American-Canadian musician

Demetrius (Demo) Cates is an American-Canadian musician. He is most noted as a two-time Juno Award nominee for R&B/Soul Recording of the Year, receiving nominations at the Juno Awards of 1985 for "Memories of Moments" and at the Juno Awards of 1989 for "Secret Love", a duet with Debbie Johnson.

Cates began his musical career in Detroit, Michigan as a member of the soul/funk band The Fabulous Counts. After that band recorded part of its 1971 album What's Up Front That Counts in Toronto, Ontario, Cates opted to stay in the city, performing as a session musician for Lenny Breau and Wayne St.

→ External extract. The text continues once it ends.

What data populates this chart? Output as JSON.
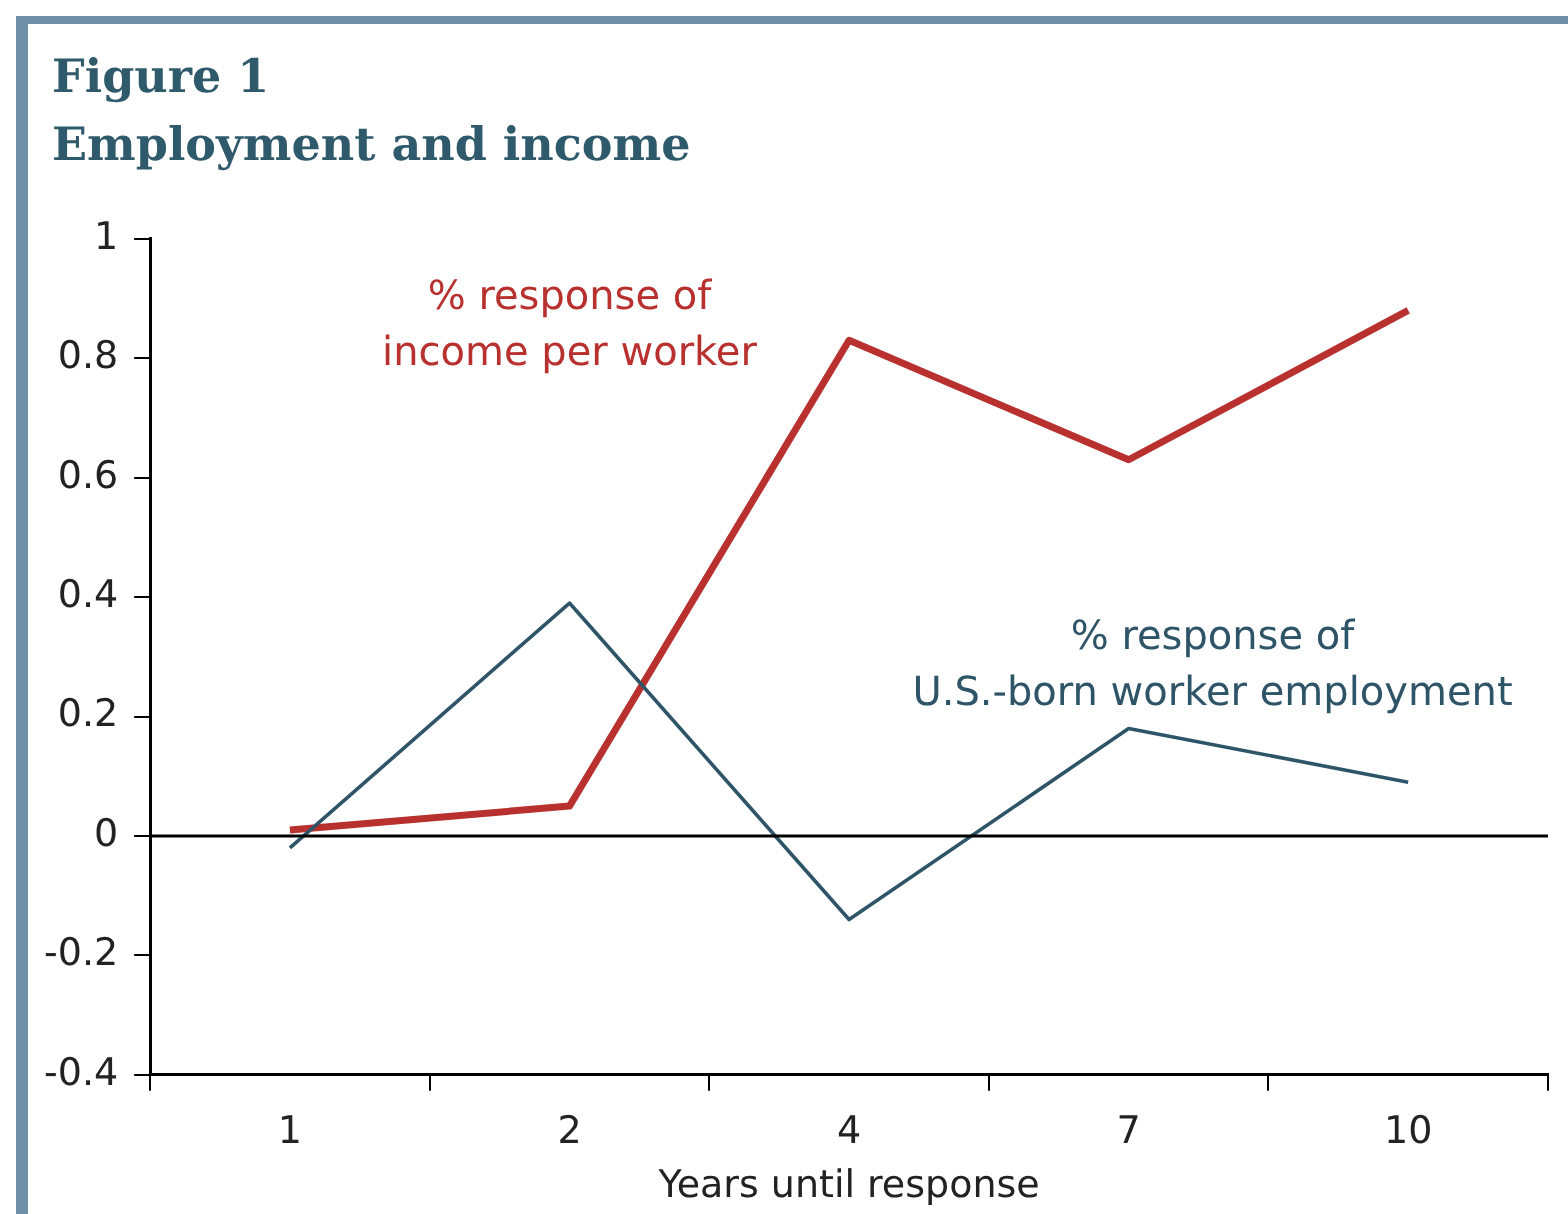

John.

In 1981 he collaborated with Bobby Boyer and Jay W. McGee on Rap the Night Away, which has been credited as the first known full-length Canadian hip hop album. He recorded a number of soul, rhythm and blues and jazz singles, and was a regular performer in Toronto jazz clubs.

Although principally a saxophonist, Cates has also performed as a jazz and R&B vocalist. He has also had occasional supporting or guest roles as an actor, including in the television series Forever Knight, Goosebumps and The Jane Show, and the films Blues Brothers 2000 and A Raisin in the Sun.